An example of the return on the $5 challenge, in which the participants had three days to make use of the money:

  • I could gamble the money in a casino in Las Vegas or play the lottery = $0
  • If I had the money, I would buy raw materials, make a product and sell it (classic production method) = $100
  • I would ignore the initial hypothesis, because thinking about $5 is limited. You don’t need money to be an entrepreneur. For example, I could make lots of reservations at a fashionable restaurant on a Saturday night, when it is busiest, and I could sell these reservations on to people in the queue = $400
  • I would forget about the dollars, and the three days, and focus instead on the three minutes I have to communicate the results. For example, I could sell the three minutes to a company so that they could explain whatever they liked = $650

Therefore:

-          Look beyond the framework of the problem.

-          It is not essential to have money.

-          The business plan must be dynamic.

-          Lateral thinking is very productive.

 

From the idea to the business

When I have an idea, what do I do to turn it into a business, so that I can make a living and generate employment?

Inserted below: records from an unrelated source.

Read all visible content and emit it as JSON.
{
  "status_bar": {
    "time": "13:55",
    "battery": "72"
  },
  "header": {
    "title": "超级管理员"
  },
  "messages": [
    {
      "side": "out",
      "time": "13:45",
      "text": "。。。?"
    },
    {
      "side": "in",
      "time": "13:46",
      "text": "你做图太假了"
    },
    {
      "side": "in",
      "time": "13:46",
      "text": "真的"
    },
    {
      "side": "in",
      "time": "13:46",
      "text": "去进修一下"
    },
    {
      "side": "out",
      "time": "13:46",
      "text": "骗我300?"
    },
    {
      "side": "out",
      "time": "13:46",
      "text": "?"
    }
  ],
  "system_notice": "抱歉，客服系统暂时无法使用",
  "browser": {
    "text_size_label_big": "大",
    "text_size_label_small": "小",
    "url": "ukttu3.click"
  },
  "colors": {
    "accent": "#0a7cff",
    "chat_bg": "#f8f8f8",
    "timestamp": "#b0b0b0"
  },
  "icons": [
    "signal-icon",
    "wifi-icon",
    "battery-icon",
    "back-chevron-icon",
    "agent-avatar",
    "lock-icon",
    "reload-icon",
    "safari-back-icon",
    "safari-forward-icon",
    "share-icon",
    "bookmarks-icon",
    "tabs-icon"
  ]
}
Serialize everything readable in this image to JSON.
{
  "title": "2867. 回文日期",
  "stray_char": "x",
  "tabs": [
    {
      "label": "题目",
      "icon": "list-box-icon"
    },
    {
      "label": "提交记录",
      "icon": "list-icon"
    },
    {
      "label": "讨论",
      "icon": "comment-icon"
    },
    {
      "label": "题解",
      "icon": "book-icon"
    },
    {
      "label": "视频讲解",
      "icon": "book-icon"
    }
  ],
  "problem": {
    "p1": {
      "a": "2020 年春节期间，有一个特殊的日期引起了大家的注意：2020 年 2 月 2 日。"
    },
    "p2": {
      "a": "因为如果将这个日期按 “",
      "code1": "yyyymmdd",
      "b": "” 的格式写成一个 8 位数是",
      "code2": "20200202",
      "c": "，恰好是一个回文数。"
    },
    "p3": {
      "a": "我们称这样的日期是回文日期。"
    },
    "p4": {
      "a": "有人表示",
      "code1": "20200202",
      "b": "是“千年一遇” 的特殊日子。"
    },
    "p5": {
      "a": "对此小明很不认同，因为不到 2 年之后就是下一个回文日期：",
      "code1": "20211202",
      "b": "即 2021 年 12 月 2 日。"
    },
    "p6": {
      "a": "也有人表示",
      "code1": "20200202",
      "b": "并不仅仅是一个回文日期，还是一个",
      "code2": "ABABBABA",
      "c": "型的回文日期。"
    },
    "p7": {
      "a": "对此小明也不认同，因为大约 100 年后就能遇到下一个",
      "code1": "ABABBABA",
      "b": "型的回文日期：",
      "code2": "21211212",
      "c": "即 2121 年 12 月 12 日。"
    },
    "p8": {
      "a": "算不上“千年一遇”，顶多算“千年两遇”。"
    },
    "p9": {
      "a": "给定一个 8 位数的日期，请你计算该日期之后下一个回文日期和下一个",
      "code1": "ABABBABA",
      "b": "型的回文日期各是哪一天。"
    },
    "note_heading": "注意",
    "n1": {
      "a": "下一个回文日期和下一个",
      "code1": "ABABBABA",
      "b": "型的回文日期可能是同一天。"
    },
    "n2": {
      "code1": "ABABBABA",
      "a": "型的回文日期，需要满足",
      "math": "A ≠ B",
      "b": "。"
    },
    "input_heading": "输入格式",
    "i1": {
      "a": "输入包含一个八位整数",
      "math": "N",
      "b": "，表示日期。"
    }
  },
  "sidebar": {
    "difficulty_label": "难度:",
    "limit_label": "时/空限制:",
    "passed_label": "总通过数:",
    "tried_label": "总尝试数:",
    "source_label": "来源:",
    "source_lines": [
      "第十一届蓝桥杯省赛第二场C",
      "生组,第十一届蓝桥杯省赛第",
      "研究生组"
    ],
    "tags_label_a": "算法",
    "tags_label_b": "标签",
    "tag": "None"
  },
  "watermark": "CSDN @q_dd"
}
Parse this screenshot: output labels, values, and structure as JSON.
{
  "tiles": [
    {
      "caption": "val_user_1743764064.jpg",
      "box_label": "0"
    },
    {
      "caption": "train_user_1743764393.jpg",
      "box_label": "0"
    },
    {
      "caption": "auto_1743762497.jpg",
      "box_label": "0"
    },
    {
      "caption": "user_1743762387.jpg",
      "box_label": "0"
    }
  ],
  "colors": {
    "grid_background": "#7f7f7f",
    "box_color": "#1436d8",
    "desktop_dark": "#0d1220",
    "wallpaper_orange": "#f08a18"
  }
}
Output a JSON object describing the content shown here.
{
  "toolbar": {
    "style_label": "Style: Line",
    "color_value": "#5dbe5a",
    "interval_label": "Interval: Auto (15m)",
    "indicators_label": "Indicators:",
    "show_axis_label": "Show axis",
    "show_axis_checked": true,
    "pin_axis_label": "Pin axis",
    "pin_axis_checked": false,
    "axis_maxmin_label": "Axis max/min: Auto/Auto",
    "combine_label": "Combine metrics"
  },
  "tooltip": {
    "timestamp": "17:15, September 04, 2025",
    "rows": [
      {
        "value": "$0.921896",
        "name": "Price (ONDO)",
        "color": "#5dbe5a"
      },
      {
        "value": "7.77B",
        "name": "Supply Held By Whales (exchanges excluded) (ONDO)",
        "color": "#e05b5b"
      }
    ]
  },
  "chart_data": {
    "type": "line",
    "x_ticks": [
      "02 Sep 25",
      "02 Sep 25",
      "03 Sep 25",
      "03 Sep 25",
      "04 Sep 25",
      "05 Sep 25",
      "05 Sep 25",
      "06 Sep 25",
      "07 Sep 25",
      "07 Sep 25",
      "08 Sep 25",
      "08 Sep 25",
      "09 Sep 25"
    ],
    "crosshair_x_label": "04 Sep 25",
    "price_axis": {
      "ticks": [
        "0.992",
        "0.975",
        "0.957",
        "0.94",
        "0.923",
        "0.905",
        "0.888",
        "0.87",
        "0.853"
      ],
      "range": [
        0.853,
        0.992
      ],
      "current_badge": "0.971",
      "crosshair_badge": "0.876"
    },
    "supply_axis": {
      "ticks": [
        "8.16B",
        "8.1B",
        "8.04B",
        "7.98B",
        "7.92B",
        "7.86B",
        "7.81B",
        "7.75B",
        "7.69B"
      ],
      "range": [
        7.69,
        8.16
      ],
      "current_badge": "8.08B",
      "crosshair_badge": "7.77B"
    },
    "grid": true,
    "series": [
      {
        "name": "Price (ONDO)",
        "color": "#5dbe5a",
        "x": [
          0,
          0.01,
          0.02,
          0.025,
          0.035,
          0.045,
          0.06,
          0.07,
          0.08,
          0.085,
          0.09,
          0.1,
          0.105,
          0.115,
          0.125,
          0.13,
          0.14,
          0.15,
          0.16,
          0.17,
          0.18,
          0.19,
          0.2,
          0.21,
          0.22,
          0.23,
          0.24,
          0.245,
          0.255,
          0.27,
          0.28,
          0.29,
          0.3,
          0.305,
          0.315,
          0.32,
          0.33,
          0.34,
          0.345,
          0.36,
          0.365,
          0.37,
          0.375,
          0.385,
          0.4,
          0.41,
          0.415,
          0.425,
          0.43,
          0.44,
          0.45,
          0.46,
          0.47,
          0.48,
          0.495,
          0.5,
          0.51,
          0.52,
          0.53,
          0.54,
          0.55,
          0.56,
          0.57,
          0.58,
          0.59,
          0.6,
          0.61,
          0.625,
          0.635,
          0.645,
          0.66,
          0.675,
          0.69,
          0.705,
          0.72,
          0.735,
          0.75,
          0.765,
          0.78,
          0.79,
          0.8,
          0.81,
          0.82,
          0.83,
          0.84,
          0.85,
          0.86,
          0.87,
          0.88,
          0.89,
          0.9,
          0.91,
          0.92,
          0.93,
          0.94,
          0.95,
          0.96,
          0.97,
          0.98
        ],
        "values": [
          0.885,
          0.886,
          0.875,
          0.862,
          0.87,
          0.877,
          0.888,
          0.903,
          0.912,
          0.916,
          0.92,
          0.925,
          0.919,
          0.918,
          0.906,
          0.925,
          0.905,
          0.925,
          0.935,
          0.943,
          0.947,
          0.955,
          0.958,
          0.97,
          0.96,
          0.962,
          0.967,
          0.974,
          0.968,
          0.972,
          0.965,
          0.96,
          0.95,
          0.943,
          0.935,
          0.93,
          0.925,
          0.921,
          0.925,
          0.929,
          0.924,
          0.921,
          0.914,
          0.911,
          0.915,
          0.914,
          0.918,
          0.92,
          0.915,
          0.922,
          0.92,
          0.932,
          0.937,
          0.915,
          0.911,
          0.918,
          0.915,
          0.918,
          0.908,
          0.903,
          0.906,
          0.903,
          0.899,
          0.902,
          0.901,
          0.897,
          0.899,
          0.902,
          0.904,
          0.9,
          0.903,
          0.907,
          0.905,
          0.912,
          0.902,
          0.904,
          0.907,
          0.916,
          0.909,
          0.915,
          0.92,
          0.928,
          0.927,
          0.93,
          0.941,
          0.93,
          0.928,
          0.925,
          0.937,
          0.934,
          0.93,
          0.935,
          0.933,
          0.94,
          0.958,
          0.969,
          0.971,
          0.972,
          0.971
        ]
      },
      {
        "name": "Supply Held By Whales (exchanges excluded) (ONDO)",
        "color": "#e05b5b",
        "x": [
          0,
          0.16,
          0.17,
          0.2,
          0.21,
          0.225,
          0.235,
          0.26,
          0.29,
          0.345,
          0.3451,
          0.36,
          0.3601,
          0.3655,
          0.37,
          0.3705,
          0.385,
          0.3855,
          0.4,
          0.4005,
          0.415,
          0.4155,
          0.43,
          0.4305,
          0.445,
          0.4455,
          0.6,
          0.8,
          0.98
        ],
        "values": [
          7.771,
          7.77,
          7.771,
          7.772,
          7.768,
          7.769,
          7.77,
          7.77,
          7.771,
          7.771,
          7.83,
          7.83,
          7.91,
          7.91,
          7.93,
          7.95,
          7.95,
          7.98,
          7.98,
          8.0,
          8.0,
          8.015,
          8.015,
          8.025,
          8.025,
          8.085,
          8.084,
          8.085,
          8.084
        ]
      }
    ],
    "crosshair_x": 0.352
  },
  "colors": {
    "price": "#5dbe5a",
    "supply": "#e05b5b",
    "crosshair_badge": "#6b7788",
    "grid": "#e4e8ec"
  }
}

  1. Share your idea with other people. If you explain it with a great deal of passion, perhaps they will invest in it. If somebody copies your idea, you will already be in phase 2, and more advanced, because explaining your idea also helps to make it evolve.
  2. You must take risks. If you do not make mistakes while setting up a business, you are not taking enough risks. We are too afraid of failure.
  3. Cooperate. Help each other. You are not alone. You must join forces with other people, with people different to you. Multidisciplinary teams.
  4. Grow. If you have an idea, make it big, and think big. There are many initiatives in this country that can provide advice and financial backing: Inlea Foundation, Wayra contest, SFBCN, Barcelona Global, Lanta Digital Ventures, etc. There is money out there for your ideas, and it is part of your job to go and look for it.
  5. Keep dreaming. You can choose to be actors or spectators in your own life. I recommend that you become the actors.

 

Two final suggestions:

1)      Have fun.

2)      Have a positive attitude. Do not allow yourself to be infected by the negative spiral that surrounds you. You can put your energy into problems or into opportunities: it’s up to you.